Author: Tollefsen, Christopher
Date published: March 1, 2012
RHONHEIMER, Martin. The Perspective of Morality: Philosophical Foundations of Thomistic Virtue Ethics. Translated by Gerald Malsbary. Washington, DC: Catholic University of America Press, 2011. xv + 467 pp. Paper, $39.95 - The very prolific Martin Rhonheimer's latest book provides a kind of summa of philosophical ethics, which Rhonheimer characterizes as ultimately a virtue ethics. Perhaps more than any other Thomistic philosopher, Rhonheimer presents a form of natural law ethics that, like that of Aquinas, gives considerable attention to the virtues, yet, unlike contemporary virtue ethics, neither abandons ethical principles, nor finds in virtues the ultimate standard of good or right action.
Rather, the standard for right action emerges as the fruit of practical reason's orientation towards and reflection on the good, and indeed the truth about the good. Rhonheimer's discussion of the work of practical reason, as oriented towards the good and human fulfillment, is notable in a number of ways. The first concerns his methodological approach. Rhonheimer is critical of a more "naturalistic" Thomism that first looks at an "ontological foundation and the demonstration of morally relevant natural teleologies," and then identifies "the morally good with the ontological good" or derives it "immediately therefrom." By contrast, Rhonheimer has been a consistent proponent of what he calls here the "perspective of morality," a "first-person" standpoint which asks "what constitutes good for one who acts?" but "asks this question from the perspective of the person acting."
As Rhonheimer demonstrates, a more third-person stance is taken by most ethical theories other than the "classical" approach. For example, Utilitarianism with its concern for states of affairs is overly "eventistic" and attempts to adopt the "view from nowhere"; and discourse ethics abandons the first-order perspective of agents considering their own goods to ask how an intersubjective consensus could be attained among agents who pursue different goods. Rhonheimer's criticisms of these views, and his extended engagement with Kant's ethics, are highlights of the book.
The first person perspective of morality is compatible, of course, with the need for ethical reflection; moreover, the perspective of morality embraces both an acknowledgement of the importance of subjectivity and a recognition of the need for truth. But all reflection, and all practical truth, emerges from the perspective of praxis, which, as Rhonheimer says, he does not depart from throughout the book.
The first person perspective is essential for understanding not only the shape of practical understanding and deliberation, but also for understanding human action. Action must be understood in light of its formal relation to the good as understood and desired by the agent. Rhonheimer's discussion of the "object of the human act" (especially on pages 150-151) is excellent, and should be essential reading for those interested in the nature of intention and its relation to the way the world is, apart from the agent's willing. This discussion is central to philosophical ethics and Rhonheimer's position is summed up in the following claim: "The moral good or evil is not in the things, but - provided 'things' are concerned at all - in how reason and consequently the will practically refer to things."
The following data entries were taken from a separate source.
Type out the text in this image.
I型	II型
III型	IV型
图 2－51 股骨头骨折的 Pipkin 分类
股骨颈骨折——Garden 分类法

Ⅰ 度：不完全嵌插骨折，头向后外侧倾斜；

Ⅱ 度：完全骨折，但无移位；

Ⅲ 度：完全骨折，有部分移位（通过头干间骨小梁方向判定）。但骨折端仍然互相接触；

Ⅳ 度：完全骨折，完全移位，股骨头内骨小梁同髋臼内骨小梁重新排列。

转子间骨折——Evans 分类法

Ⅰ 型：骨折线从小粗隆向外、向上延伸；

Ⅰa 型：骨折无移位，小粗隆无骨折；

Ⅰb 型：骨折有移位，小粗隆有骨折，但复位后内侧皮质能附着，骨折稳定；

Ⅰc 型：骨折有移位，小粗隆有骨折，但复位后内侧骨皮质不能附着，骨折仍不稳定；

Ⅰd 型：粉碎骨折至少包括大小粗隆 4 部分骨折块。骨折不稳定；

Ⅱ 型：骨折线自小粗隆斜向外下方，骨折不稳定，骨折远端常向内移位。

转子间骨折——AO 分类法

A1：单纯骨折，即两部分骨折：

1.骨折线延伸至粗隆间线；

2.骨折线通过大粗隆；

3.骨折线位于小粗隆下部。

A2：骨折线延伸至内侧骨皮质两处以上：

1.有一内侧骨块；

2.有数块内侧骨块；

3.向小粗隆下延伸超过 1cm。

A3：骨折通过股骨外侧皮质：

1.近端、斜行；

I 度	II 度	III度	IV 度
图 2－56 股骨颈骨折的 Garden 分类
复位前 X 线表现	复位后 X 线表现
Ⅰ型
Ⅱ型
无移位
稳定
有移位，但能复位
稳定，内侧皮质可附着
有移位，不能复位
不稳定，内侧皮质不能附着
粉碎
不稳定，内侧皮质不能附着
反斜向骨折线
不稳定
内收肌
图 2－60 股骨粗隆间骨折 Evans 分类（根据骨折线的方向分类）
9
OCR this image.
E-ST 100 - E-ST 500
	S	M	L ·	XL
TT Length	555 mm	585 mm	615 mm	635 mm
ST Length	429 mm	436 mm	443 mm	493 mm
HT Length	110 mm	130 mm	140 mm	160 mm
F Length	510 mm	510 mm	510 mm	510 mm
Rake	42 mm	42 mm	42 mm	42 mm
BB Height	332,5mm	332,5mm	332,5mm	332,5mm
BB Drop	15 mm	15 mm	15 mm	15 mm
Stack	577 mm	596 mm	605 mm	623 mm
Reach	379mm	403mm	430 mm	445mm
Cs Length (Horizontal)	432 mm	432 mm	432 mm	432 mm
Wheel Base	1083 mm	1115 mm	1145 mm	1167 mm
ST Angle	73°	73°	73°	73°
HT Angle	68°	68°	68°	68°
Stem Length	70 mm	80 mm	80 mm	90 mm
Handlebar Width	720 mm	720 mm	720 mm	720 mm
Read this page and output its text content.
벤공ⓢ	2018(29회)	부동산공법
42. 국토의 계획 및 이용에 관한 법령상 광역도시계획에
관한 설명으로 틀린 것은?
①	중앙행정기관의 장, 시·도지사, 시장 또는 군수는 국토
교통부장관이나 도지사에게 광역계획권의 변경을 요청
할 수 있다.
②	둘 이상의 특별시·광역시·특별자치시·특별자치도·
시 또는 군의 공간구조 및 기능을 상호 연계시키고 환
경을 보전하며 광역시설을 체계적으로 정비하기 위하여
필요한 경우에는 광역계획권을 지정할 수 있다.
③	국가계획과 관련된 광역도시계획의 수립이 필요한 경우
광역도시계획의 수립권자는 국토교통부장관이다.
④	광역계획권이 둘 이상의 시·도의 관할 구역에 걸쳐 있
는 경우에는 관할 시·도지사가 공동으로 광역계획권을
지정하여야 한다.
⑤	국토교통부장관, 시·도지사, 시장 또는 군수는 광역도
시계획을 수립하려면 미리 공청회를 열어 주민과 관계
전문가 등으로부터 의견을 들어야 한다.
Reason and the will "refer" to anything at all only under the guise of the good. But the decisive question for praxis, which is also a subject of philosophical reflection, is how to make the "seeming good" - what appears good to the agent, and thus desirable and worthy of action - meet the truth so that what seems good is good in reality.
It is this task for which virtue is essential, and for which there is no replacement in philosophical theory. So the constructive part of The Perspective of Morality, in addition to providing an account of the nature of happiness (the good), of intentional action, and of the structure of practical reasoning with a view to good, must culminate in a discussion of the virtues, and then in a discussion of the way in which knowledge of moral norms in an agent of virtue leads to concrete judgments of praxis.
In this context, Rhonheimer discusses the moral absolutes against killing and lying; his account of the latter is especially important in light of a reinvigorated debate about the morality of false assertion. Rhonheimer accepts the impermissibility of false assertion as such; but he holds that the possibility of a false assertion depends upon the presence of a "communicative context." When there is no "communicative community," then speech can be used defensively, as can force, without there being any "question here of a communicative context." His account of the defeating conditions for the presence of a communicative context seem to hinge largely on whether or not the recipient of the speech cannot reasonably expect the speaker to tell the truth. This view is in tension, I believe, with both Augustine and Aquinas; it will be of interest to see where further discussion of this matter proceeds.
It is impossible to do justice to the depth of discussion in this book. In addition to the chapter on human action and the question of happiness, other standouts include the final chapter in which Rhonheimer discusses conscience and moral judgment, and, above all, the chapter on the moral virtues, which is possibly as good a short treatment of the topic as exists anywhere. - Christopher Tollefsen, University of South Carolina.
-Christopher Tollefsen, University of South Carolina.